8. Diagnostic apparatus as claimed in either claim 6 or 7, wherein the means for applying a magnetic field comprises one or more permanent magnets.

9. Diagnostic apparatus as claimed in claim 8, wherein the one or more permanent magnets are associated with one or more pole pieces operative to focus the magnetic field onto the regions where the magnetic field is to be measured.

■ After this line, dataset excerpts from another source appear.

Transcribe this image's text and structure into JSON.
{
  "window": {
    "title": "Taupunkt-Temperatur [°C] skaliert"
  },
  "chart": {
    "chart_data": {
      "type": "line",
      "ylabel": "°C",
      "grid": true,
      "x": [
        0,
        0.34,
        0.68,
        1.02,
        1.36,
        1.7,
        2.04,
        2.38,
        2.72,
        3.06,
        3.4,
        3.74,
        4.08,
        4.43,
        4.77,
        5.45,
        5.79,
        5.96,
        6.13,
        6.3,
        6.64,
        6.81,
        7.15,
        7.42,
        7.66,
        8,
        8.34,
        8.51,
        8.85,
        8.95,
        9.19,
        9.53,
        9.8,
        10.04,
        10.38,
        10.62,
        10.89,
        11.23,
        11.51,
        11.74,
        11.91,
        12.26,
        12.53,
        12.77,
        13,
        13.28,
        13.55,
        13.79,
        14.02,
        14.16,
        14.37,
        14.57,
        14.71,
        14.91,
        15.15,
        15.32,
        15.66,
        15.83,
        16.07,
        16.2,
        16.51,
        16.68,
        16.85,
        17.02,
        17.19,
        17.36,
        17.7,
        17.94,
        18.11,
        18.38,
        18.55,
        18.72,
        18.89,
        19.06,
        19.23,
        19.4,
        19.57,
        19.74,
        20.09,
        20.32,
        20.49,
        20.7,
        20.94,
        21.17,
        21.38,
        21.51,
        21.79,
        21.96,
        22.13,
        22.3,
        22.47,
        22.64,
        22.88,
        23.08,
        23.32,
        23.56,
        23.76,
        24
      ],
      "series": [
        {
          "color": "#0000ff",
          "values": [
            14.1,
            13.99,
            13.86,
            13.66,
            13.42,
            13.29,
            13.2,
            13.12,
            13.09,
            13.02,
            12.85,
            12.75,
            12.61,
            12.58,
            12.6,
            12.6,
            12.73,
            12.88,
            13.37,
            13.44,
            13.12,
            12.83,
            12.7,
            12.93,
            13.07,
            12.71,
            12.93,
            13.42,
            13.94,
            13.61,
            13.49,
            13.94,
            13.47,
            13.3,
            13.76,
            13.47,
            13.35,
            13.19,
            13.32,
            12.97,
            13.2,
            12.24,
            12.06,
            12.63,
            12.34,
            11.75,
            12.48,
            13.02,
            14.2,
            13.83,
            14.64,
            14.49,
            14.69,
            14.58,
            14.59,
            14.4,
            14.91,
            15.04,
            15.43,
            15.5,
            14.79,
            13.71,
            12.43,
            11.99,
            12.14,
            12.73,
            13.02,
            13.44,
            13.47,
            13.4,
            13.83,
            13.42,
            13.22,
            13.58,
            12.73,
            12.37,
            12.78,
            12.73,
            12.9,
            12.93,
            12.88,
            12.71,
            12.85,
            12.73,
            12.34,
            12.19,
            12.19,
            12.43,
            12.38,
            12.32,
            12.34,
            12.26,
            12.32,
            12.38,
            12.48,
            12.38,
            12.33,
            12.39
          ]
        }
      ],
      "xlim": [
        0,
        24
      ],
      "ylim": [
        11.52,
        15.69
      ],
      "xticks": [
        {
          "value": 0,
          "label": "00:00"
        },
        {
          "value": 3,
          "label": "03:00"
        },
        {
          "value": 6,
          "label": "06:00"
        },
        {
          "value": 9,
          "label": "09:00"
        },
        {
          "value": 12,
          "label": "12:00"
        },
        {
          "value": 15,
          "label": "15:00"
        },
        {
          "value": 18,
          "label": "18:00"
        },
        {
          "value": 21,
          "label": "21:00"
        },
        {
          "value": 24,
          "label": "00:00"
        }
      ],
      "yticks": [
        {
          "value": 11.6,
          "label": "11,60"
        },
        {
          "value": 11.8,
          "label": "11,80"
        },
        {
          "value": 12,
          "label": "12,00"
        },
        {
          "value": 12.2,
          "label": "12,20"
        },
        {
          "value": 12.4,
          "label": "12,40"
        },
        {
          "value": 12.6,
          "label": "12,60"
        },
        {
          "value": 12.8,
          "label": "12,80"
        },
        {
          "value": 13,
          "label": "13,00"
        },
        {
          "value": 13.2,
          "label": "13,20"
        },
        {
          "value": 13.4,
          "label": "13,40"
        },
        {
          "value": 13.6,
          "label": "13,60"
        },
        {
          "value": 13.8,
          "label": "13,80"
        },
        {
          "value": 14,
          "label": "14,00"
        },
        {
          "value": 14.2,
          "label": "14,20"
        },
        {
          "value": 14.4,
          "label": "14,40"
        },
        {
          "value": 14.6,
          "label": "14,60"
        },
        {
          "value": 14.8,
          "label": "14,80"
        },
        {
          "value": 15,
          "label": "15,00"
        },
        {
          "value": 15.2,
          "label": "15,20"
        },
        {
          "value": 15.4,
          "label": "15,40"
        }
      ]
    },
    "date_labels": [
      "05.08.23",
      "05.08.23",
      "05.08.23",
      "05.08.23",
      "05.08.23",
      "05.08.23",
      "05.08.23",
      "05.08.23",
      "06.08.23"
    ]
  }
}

10. Diagnostic apparatus as claimed in claim 9, wherein one or more pole pieces define a closed magnetic circuit.

11. Diagnostic apparatus as claimed in either claim 6 or 7, wherein the means for applying a magnetic field comprises one or more coils.

12. Diagnostic apparatus as claimed in any preceding claim comprising means for applying a reagent to the surface of the patient's skin.

13. Diagnostic apparatus as claimed in claim 12, when dependent, directly or indirectly, on claim 2 wherein said means for applying a reagent comprises a pad so that in use it is disposed between a magnetic sensor and a patient's skin.

14. Diagnostic apparatus as claimed in claim 13, wherein the pad is an absorbent pad.

15. Diagnostic apparatus as claimed in claim 13, wherein the pad is a gel pad.

16. Diagnostic apparatus as claimed in any of claims 13 to 15, wherein a pad is associated with each magnetic field sensor.

17. Diagnostic apparatus as claimed in any preceding claim, wherein the two regions are spaced apart by at least 2mm.

18. Diagnostic apparatus as claimed in claim 2 and any of claims 3 to 17 when dependent on claim 2, wherein the magnetic sensors lie in substantially the same plane.

19. A method of use of the diagnostic apparatus as claimed in any preceding claim, the method comprising the steps of: measuring magnetic field strength at two regions of a patient's skin; applying a reagent to one of the regions of the patient's skin, but not the other; and noting any change in the relative magnetic field strength measured at the two regions.

20. A method of measuring a patient's skin blood flow comprising the step of measuring magnetic field strength at or near the surface of the patient's skin.